Veranstaltung Döllnitzbahn dampft zur Kleinen Gartenschau nach Oschatz

Die Landesgartenschau 2006 in Oschatz war auch ein Fest für Eisenbahnfreunde. Dampfsonderzüge zwischen dem „großen“ Bahnhof und dem Sudbahnhof am Gartenschaugelände zogen auch Besucher an, die weniger auf Blumen und Volksmusik standen. Zur Kleinen Gartenschau wird der Wilde Robert ebenfalls wieder als Zubringer mit Denkmalcharakter im Einsatz sein.

Der VT 137 322 pendelte bereits zum Landeserntedankfest 2008 in Oschatz vom großen Bahnhof zum Bahnhof Oschatz-Süd.

Quelle: Axel Kaminski

Oschatz. Die Landesgartenschau 2006 in Oschatz war auch ein Fest für Eisenbahnfreunde.
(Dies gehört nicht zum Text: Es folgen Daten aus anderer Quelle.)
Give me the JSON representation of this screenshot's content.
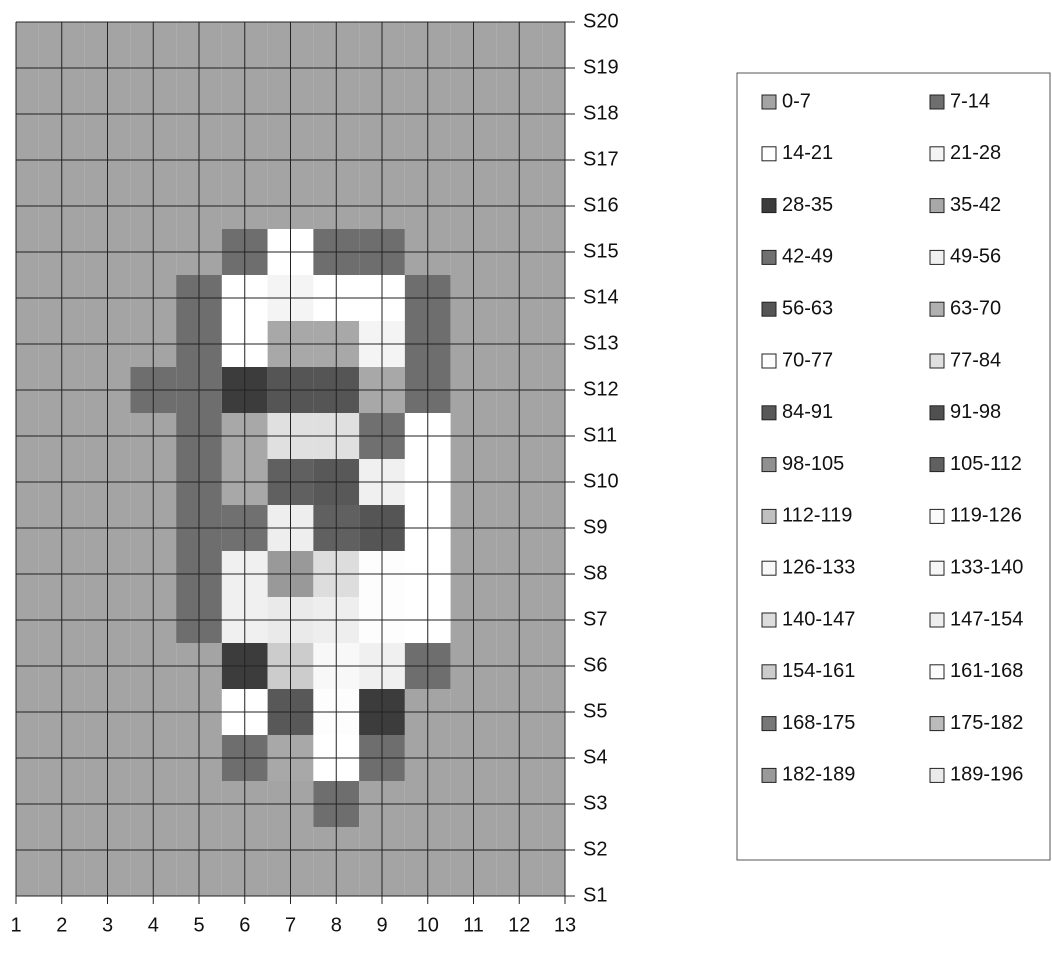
{
  "chart_data": {
    "type": "contour",
    "x": [
      1,
      2,
      3,
      4,
      5,
      6,
      7,
      8,
      9,
      10,
      11,
      12,
      13
    ],
    "xlim": [
      1,
      13
    ],
    "y": [
      "S1",
      "S2",
      "S3",
      "S4",
      "S5",
      "S6",
      "S7",
      "S8",
      "S9",
      "S10",
      "S11",
      "S12",
      "S13",
      "S14",
      "S15",
      "S16",
      "S17",
      "S18",
      "S19",
      "S20"
    ],
    "z": [
      [
        0,
        0,
        0,
        0,
        0,
        0,
        0,
        0,
        0,
        0,
        0,
        0,
        0
      ],
      [
        0,
        0,
        0,
        0,
        0,
        0,
        0,
        0,
        0,
        0,
        0,
        0,
        0
      ],
      [
        0,
        0,
        0,
        0,
        0,
        0,
        5,
        8,
        0,
        0,
        0,
        0,
        0
      ],
      [
        0,
        0,
        0,
        0,
        0,
        8,
        40,
        20,
        10,
        0,
        0,
        0,
        0
      ],
      [
        0,
        0,
        0,
        0,
        0,
        15,
        90,
        70,
        30,
        5,
        0,
        0,
        0
      ],
      [
        0,
        0,
        0,
        0,
        5,
        30,
        160,
        130,
        50,
        10,
        0,
        0,
        0
      ],
      [
        0,
        0,
        0,
        0,
        10,
        50,
        190,
        150,
        70,
        15,
        0,
        0,
        0
      ],
      [
        0,
        0,
        0,
        0,
        10,
        50,
        185,
        140,
        70,
        20,
        0,
        0,
        0
      ],
      [
        0,
        0,
        0,
        0,
        10,
        45,
        150,
        110,
        60,
        20,
        0,
        0,
        0
      ],
      [
        0,
        0,
        0,
        0,
        10,
        40,
        110,
        90,
        50,
        15,
        0,
        0,
        0
      ],
      [
        0,
        0,
        0,
        0,
        10,
        35,
        80,
        80,
        45,
        15,
        0,
        0,
        0
      ],
      [
        0,
        0,
        0,
        8,
        12,
        30,
        60,
        60,
        35,
        12,
        0,
        0,
        0
      ],
      [
        0,
        0,
        0,
        0,
        10,
        20,
        40,
        40,
        25,
        10,
        0,
        0,
        0
      ],
      [
        0,
        0,
        0,
        0,
        8,
        15,
        25,
        20,
        15,
        8,
        0,
        0,
        0
      ],
      [
        0,
        0,
        0,
        0,
        0,
        8,
        15,
        12,
        8,
        0,
        0,
        0,
        0
      ],
      [
        0,
        0,
        0,
        0,
        0,
        5,
        5,
        5,
        0,
        0,
        0,
        0,
        0
      ],
      [
        0,
        0,
        0,
        0,
        0,
        0,
        0,
        0,
        0,
        0,
        0,
        0,
        0
      ],
      [
        0,
        0,
        0,
        0,
        0,
        0,
        0,
        0,
        0,
        0,
        0,
        0,
        0
      ],
      [
        0,
        0,
        0,
        0,
        0,
        0,
        0,
        0,
        0,
        0,
        0,
        0,
        0
      ],
      [
        0,
        0,
        0,
        0,
        0,
        0,
        0,
        0,
        0,
        0,
        0,
        0,
        0
      ]
    ],
    "bins": [
      0,
      7,
      14,
      21,
      28,
      35,
      42,
      49,
      56,
      63,
      70,
      77,
      84,
      91,
      98,
      105,
      112,
      119,
      126,
      133,
      140,
      147,
      154,
      161,
      168,
      175,
      182,
      189,
      196
    ],
    "series": [
      {
        "name": "0-7",
        "color": "#a4a4a4"
      },
      {
        "name": "7-14",
        "color": "#6e6e6e"
      },
      {
        "name": "14-21",
        "color": "#ffffff"
      },
      {
        "name": "21-28",
        "color": "#f4f4f4"
      },
      {
        "name": "28-35",
        "color": "#3c3c3c"
      },
      {
        "name": "35-42",
        "color": "#a8a8a8"
      },
      {
        "name": "42-49",
        "color": "#707070"
      },
      {
        "name": "49-56",
        "color": "#f0f0f0"
      },
      {
        "name": "56-63",
        "color": "#555555"
      },
      {
        "name": "63-70",
        "color": "#b0b0b0"
      },
      {
        "name": "70-77",
        "color": "#fdfdfd"
      },
      {
        "name": "77-84",
        "color": "#e0e0e0"
      },
      {
        "name": "84-91",
        "color": "#585858"
      },
      {
        "name": "91-98",
        "color": "#505050"
      },
      {
        "name": "98-105",
        "color": "#909090"
      },
      {
        "name": "105-112",
        "color": "#606060"
      },
      {
        "name": "112-119",
        "color": "#c0c0c0"
      },
      {
        "name": "119-126",
        "color": "#fafafa"
      },
      {
        "name": "126-133",
        "color": "#f8f8f8"
      },
      {
        "name": "133-140",
        "color": "#f6f6f6"
      },
      {
        "name": "140-147",
        "color": "#dddddd"
      },
      {
        "name": "147-154",
        "color": "#eeeeee"
      },
      {
        "name": "154-161",
        "color": "#cccccc"
      },
      {
        "name": "161-168",
        "color": "#fcfcfc"
      },
      {
        "name": "168-175",
        "color": "#777777"
      },
      {
        "name": "175-182",
        "color": "#bbbbbb"
      },
      {
        "name": "182-189",
        "color": "#999999"
      },
      {
        "name": "189-196",
        "color": "#eaeaea"
      }
    ],
    "grid": true
  }
}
Dampfsonderzüge zwischen dem „großen“ Bahnhof und dem Südbahnhof am Gartenschaugelände zogen ebenso Besucher an, wie Blumen und Volksmusik und Schlager. Zur Kleinen Gartenschau wird der Wilde Robert ebenfalls wieder als Zubringer mit Denkmalcharakter im Einsatz sein.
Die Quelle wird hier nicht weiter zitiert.